Making Sense of the OBBBA Act: What Employers Need to Do Now
The OBBBA Act reshapes HSAs with new rules on telehealth, Bronze plans, and DPC. Learn what employers need to know—and how Budgie simplifies compliance.
The OBBBA Act reshapes HSAs with new rules on telehealth, Bronze plans, and DPC. Learn what employers need to know—and how Budgie simplifies compliance.

The One Big Beautiful Bill Act (OBBBA) is here — and it’s rewriting the rules for Health Savings Accounts (HSAs).
The good news: it expands access and flexibility.
The bad news: it also creates a wave of compliance complexity and employee confusion.
Here’s what employers need to know — and how to turn OBBBA into a strategic advantage instead of a headache.
The Act introduces three major updates:
High-deductible health plans (HDHPs) can now cover telehealth services before the deductible without losing HSA eligibility.
Starting January 1, 2026, these plans will officially qualify as HSA-compatible HDHPs.
Monthly fees of up to $150 (individual) or $300 (family) are now eligible HSA expenses.
The biggest OBBBA hurdle isn’t the new rules themselves — it’s what employees think the rules are.

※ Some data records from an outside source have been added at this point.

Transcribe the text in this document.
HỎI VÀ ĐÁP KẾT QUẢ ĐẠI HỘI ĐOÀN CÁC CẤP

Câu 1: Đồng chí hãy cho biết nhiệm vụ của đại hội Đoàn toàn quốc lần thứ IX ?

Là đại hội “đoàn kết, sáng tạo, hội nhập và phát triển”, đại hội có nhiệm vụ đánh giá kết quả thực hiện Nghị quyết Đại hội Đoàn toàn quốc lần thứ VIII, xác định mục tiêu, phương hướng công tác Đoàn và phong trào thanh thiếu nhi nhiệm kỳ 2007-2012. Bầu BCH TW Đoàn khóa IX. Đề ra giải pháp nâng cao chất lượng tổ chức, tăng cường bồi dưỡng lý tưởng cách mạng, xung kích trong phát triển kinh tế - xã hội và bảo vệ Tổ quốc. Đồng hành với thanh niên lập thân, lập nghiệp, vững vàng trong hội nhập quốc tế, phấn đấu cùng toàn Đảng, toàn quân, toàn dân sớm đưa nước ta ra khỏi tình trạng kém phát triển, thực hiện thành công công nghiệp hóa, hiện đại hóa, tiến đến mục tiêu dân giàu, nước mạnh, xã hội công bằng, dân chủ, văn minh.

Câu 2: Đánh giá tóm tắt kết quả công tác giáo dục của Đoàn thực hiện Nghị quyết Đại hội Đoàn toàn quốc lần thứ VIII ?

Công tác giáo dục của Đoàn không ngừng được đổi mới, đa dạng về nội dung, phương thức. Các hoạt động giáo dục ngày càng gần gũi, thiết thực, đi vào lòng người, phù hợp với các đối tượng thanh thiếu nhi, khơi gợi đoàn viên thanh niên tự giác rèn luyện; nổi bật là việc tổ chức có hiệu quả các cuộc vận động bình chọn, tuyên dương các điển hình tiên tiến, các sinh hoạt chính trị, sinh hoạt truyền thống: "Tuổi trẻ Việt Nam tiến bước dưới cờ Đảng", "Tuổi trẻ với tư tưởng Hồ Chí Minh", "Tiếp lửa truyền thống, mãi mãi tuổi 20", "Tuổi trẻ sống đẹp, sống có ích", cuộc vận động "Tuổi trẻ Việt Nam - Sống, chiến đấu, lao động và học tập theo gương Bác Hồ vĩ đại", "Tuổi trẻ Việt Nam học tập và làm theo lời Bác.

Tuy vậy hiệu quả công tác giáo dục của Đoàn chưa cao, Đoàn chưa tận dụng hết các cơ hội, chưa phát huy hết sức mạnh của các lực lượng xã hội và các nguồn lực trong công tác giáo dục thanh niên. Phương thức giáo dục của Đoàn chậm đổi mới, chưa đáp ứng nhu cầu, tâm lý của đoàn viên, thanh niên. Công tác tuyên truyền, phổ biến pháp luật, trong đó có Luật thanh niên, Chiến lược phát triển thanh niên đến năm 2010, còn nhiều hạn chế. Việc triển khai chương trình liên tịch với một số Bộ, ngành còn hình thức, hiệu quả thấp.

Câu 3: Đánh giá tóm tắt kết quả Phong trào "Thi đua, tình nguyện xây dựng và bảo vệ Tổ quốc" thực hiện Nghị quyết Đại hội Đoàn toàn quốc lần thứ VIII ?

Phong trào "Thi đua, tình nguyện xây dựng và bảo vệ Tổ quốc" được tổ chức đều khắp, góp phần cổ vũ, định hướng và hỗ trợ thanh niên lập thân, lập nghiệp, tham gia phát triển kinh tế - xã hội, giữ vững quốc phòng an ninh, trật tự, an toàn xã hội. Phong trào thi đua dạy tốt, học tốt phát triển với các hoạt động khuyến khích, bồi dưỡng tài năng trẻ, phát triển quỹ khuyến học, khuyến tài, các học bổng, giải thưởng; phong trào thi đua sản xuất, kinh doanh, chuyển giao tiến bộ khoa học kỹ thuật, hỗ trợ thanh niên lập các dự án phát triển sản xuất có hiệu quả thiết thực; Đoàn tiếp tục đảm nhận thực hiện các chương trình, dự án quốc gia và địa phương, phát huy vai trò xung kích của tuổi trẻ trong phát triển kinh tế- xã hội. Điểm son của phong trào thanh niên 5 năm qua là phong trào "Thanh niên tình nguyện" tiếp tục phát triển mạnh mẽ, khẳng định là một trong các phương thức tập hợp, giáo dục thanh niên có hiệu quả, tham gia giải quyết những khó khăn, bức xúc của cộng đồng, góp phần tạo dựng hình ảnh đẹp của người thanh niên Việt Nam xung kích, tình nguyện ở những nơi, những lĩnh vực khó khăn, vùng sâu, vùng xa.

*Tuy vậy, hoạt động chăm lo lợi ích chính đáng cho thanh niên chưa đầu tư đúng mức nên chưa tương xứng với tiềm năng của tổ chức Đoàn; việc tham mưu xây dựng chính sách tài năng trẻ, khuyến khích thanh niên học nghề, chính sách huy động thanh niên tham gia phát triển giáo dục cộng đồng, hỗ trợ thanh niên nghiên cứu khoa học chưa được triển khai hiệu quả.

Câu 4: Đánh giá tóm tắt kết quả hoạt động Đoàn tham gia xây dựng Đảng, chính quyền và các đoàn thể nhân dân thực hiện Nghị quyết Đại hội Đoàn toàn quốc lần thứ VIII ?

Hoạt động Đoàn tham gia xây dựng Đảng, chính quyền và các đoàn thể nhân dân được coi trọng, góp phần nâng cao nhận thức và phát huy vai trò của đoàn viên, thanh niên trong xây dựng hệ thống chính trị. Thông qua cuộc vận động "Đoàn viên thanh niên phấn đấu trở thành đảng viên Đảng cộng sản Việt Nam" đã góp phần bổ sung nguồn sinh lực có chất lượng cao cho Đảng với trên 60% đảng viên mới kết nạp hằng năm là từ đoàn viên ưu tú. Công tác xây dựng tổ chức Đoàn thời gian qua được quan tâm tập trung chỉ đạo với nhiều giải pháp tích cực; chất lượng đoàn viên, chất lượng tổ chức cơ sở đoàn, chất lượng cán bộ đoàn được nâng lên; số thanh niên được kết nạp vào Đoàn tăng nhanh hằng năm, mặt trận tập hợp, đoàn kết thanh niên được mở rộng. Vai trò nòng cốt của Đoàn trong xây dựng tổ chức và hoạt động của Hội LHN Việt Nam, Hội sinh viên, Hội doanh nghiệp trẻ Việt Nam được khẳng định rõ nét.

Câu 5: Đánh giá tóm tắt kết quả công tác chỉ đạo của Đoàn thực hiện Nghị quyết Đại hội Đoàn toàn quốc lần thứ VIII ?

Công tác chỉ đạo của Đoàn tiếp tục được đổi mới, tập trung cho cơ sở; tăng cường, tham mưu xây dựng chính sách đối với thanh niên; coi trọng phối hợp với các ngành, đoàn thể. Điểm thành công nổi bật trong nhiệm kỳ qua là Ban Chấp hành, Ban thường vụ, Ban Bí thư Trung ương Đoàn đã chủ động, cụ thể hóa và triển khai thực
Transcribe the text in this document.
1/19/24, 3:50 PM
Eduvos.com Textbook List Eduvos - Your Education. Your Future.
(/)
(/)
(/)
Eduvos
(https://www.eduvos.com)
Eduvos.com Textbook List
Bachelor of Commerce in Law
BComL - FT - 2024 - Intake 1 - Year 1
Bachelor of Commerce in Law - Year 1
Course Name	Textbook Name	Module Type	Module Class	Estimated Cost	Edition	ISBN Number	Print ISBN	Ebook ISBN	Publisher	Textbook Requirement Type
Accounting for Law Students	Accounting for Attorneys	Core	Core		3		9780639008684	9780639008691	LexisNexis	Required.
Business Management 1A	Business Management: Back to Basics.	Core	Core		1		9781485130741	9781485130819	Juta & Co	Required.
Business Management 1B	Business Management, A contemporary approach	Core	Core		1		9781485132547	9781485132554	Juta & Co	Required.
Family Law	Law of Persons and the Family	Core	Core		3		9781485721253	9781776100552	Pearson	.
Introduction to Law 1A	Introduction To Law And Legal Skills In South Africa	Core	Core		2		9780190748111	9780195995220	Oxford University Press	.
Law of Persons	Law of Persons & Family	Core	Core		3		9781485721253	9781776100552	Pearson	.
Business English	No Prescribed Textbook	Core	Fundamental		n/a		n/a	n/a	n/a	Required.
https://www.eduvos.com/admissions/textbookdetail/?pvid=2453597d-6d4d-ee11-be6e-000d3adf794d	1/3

Common misconceptions we’ve already seen:
These misunderstandings create:
Employers who don’t address OBBBA properly risk:
Budgie Health takes the complexity out of OBBBA with:
Instead of scrambling, employers can use OBBBA as an opportunity to expand benefits access and capture more savings.
The OBBBA Act isn’t optional. Every employer offering HDHPs or HSAs will feel its impact. But with the right support, compliance can turn into competitive advantage.